The EU agriculture industry has welcomed a world trade mini-package agreed last week.
“The Bali package covers trade facilitation, agriculture and a number of development issues and a clear work programme. Most importantly, it keeps the multilateral trade negotiations alive. Farmers and their agricultural cooperatives need fair, transparent and predictable rules of international trade. This is the best way to avoid possible trade disputes,” said Pekka Pesonen, secretary-general of Copa-Cogeca, which represents farmers and agricultural cop-ops.
Jobs, Enterprise and Innovation Minister Richard Bruton said it was a historic breakthrough which will cut customs red tape and bureaucracy, making it cheaper, smoother and quicker for exporters to sell internationally. “It is highly significant for agriculture, trade facilitation and support for developing countries. It will help provide food security for billions of people, while opening new markets for less developed countries to sell more, helping their economies grow and take greater strides in tackling poverty.”

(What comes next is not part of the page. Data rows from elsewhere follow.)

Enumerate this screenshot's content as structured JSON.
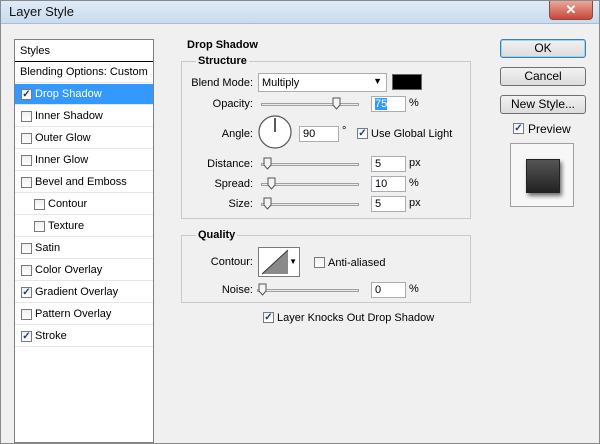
{
  "window": {
    "title": "Layer Style",
    "close_glyph": "✕"
  },
  "styles": {
    "header": "Styles",
    "items": [
      {
        "label": "Blending Options: Custom",
        "checkbox": false,
        "checked": false,
        "indent": false,
        "selected": false
      },
      {
        "label": "Drop Shadow",
        "checkbox": true,
        "checked": true,
        "indent": false,
        "selected": true
      },
      {
        "label": "Inner Shadow",
        "checkbox": true,
        "checked": false,
        "indent": false,
        "selected": false
      },
      {
        "label": "Outer Glow",
        "checkbox": true,
        "checked": false,
        "indent": false,
        "selected": false
      },
      {
        "label": "Inner Glow",
        "checkbox": true,
        "checked": false,
        "indent": false,
        "selected": false
      },
      {
        "label": "Bevel and Emboss",
        "checkbox": true,
        "checked": false,
        "indent": false,
        "selected": false
      },
      {
        "label": "Contour",
        "checkbox": true,
        "checked": false,
        "indent": true,
        "selected": false
      },
      {
        "label": "Texture",
        "checkbox": true,
        "checked": false,
        "indent": true,
        "selected": false
      },
      {
        "label": "Satin",
        "checkbox": true,
        "checked": false,
        "indent": false,
        "selected": false
      },
      {
        "label": "Color Overlay",
        "checkbox": true,
        "checked": false,
        "indent": false,
        "selected": false
      },
      {
        "label": "Gradient Overlay",
        "checkbox": true,
        "checked": true,
        "indent": false,
        "selected": false
      },
      {
        "label": "Pattern Overlay",
        "checkbox": true,
        "checked": false,
        "indent": false,
        "selected": false
      },
      {
        "label": "Stroke",
        "checkbox": true,
        "checked": true,
        "indent": false,
        "selected": false
      }
    ]
  },
  "drop_shadow": {
    "section_title": "Drop Shadow",
    "structure": {
      "title": "Structure",
      "blend_mode_label": "Blend Mode:",
      "blend_mode_value": "Multiply",
      "shadow_color": "#000000",
      "opacity_label": "Opacity:",
      "opacity_value": "75",
      "opacity_unit": "%",
      "angle_label": "Angle:",
      "angle_value": "90",
      "angle_unit": "°",
      "use_global_light_label": "Use Global Light",
      "use_global_light_checked": true,
      "distance_label": "Distance:",
      "distance_value": "5",
      "distance_unit": "px",
      "spread_label": "Spread:",
      "spread_value": "10",
      "spread_unit": "%",
      "size_label": "Size:",
      "size_value": "5",
      "size_unit": "px"
    },
    "quality": {
      "title": "Quality",
      "contour_label": "Contour:",
      "anti_aliased_label": "Anti-aliased",
      "anti_aliased_checked": false,
      "noise_label": "Noise:",
      "noise_value": "0",
      "noise_unit": "%"
    },
    "knockout_label": "Layer Knocks Out Drop Shadow",
    "knockout_checked": true
  },
  "buttons": {
    "ok": "OK",
    "cancel": "Cancel",
    "new_style": "New Style..."
  },
  "preview": {
    "label": "Preview",
    "checked": true
  },
  "colors": {
    "selection": "#3399ff",
    "title_bar": "#c9dbee",
    "close": "#c7473a"
  }
}
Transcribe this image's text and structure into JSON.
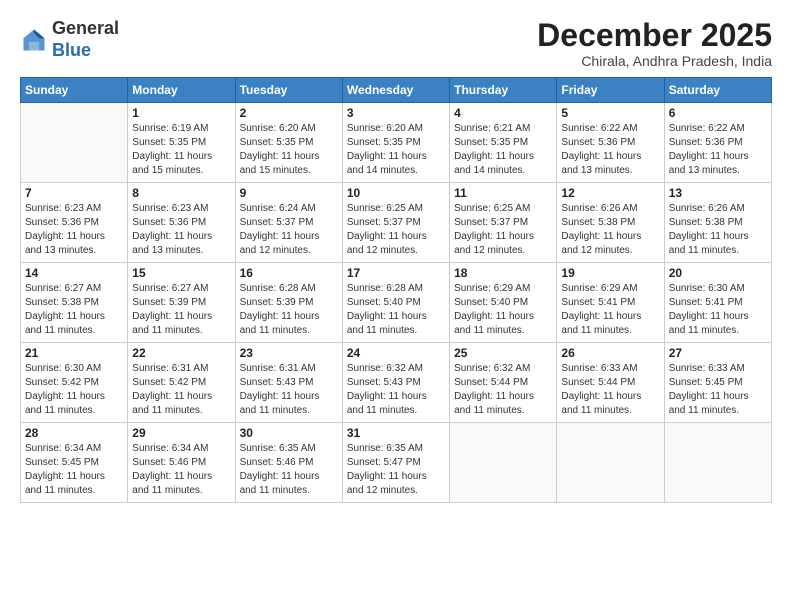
{
  "logo": {
    "general": "General",
    "blue": "Blue"
  },
  "header": {
    "title": "December 2025",
    "location": "Chirala, Andhra Pradesh, India"
  },
  "weekdays": [
    "Sunday",
    "Monday",
    "Tuesday",
    "Wednesday",
    "Thursday",
    "Friday",
    "Saturday"
  ],
  "weeks": [
    [
      {
        "day": "",
        "info": ""
      },
      {
        "day": "1",
        "info": "Sunrise: 6:19 AM\nSunset: 5:35 PM\nDaylight: 11 hours\nand 15 minutes."
      },
      {
        "day": "2",
        "info": "Sunrise: 6:20 AM\nSunset: 5:35 PM\nDaylight: 11 hours\nand 15 minutes."
      },
      {
        "day": "3",
        "info": "Sunrise: 6:20 AM\nSunset: 5:35 PM\nDaylight: 11 hours\nand 14 minutes."
      },
      {
        "day": "4",
        "info": "Sunrise: 6:21 AM\nSunset: 5:35 PM\nDaylight: 11 hours\nand 14 minutes."
      },
      {
        "day": "5",
        "info": "Sunrise: 6:22 AM\nSunset: 5:36 PM\nDaylight: 11 hours\nand 13 minutes."
      },
      {
        "day": "6",
        "info": "Sunrise: 6:22 AM\nSunset: 5:36 PM\nDaylight: 11 hours\nand 13 minutes."
      }
    ],
    [
      {
        "day": "7",
        "info": "Sunrise: 6:23 AM\nSunset: 5:36 PM\nDaylight: 11 hours\nand 13 minutes."
      },
      {
        "day": "8",
        "info": "Sunrise: 6:23 AM\nSunset: 5:36 PM\nDaylight: 11 hours\nand 13 minutes."
      },
      {
        "day": "9",
        "info": "Sunrise: 6:24 AM\nSunset: 5:37 PM\nDaylight: 11 hours\nand 12 minutes."
      },
      {
        "day": "10",
        "info": "Sunrise: 6:25 AM\nSunset: 5:37 PM\nDaylight: 11 hours\nand 12 minutes."
      },
      {
        "day": "11",
        "info": "Sunrise: 6:25 AM\nSunset: 5:37 PM\nDaylight: 11 hours\nand 12 minutes."
      },
      {
        "day": "12",
        "info": "Sunrise: 6:26 AM\nSunset: 5:38 PM\nDaylight: 11 hours\nand 12 minutes."
      },
      {
        "day": "13",
        "info": "Sunrise: 6:26 AM\nSunset: 5:38 PM\nDaylight: 11 hours\nand 11 minutes."
      }
    ],
    [
      {
        "day": "14",
        "info": "Sunrise: 6:27 AM\nSunset: 5:38 PM\nDaylight: 11 hours\nand 11 minutes."
      },
      {
        "day": "15",
        "info": "Sunrise: 6:27 AM\nSunset: 5:39 PM\nDaylight: 11 hours\nand 11 minutes."
      },
      {
        "day": "16",
        "info": "Sunrise: 6:28 AM\nSunset: 5:39 PM\nDaylight: 11 hours\nand 11 minutes."
      },
      {
        "day": "17",
        "info": "Sunrise: 6:28 AM\nSunset: 5:40 PM\nDaylight: 11 hours\nand 11 minutes."
      },
      {
        "day": "18",
        "info": "Sunrise: 6:29 AM\nSunset: 5:40 PM\nDaylight: 11 hours\nand 11 minutes."
      },
      {
        "day": "19",
        "info": "Sunrise: 6:29 AM\nSunset: 5:41 PM\nDaylight: 11 hours\nand 11 minutes."
      },
      {
        "day": "20",
        "info": "Sunrise: 6:30 AM\nSunset: 5:41 PM\nDaylight: 11 hours\nand 11 minutes."
      }
    ],
    [
      {
        "day": "21",
        "info": "Sunrise: 6:30 AM\nSunset: 5:42 PM\nDaylight: 11 hours\nand 11 minutes."
      },
      {
        "day": "22",
        "info": "Sunrise: 6:31 AM\nSunset: 5:42 PM\nDaylight: 11 hours\nand 11 minutes."
      },
      {
        "day": "23",
        "info": "Sunrise: 6:31 AM\nSunset: 5:43 PM\nDaylight: 11 hours\nand 11 minutes."
      },
      {
        "day": "24",
        "info": "Sunrise: 6:32 AM\nSunset: 5:43 PM\nDaylight: 11 hours\nand 11 minutes."
      },
      {
        "day": "25",
        "info": "Sunrise: 6:32 AM\nSunset: 5:44 PM\nDaylight: 11 hours\nand 11 minutes."
      },
      {
        "day": "26",
        "info": "Sunrise: 6:33 AM\nSunset: 5:44 PM\nDaylight: 11 hours\nand 11 minutes."
      },
      {
        "day": "27",
        "info": "Sunrise: 6:33 AM\nSunset: 5:45 PM\nDaylight: 11 hours\nand 11 minutes."
      }
    ],
    [
      {
        "day": "28",
        "info": "Sunrise: 6:34 AM\nSunset: 5:45 PM\nDaylight: 11 hours\nand 11 minutes."
      },
      {
        "day": "29",
        "info": "Sunrise: 6:34 AM\nSunset: 5:46 PM\nDaylight: 11 hours\nand 11 minutes."
      },
      {
        "day": "30",
        "info": "Sunrise: 6:35 AM\nSunset: 5:46 PM\nDaylight: 11 hours\nand 11 minutes."
      },
      {
        "day": "31",
        "info": "Sunrise: 6:35 AM\nSunset: 5:47 PM\nDaylight: 11 hours\nand 12 minutes."
      },
      {
        "day": "",
        "info": ""
      },
      {
        "day": "",
        "info": ""
      },
      {
        "day": "",
        "info": ""
      }
    ]
  ]
}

“This is the first time in the World Trade Organisation’s 18-year history that it has concluded a multilateral trade agreement across all 160 members of the organisation.” He said the agreement re-energises the commitment of virtually all the world’s governments to press ahead with finishing a round of trade negotiations.
According to Mr Bruton, last week’s agriculture package gives developing countries the right to introduce food security policies in the form of public purchasing and stockholding of food for poorer citizens, of huge significance to many countries with fragile and basic agriculture sectors, where subsistence farming can be so important to many millions that go hungry every day.
The deal in Indonesia will mean that developed countries will make it easier for developing country farm produce exporters to access markets.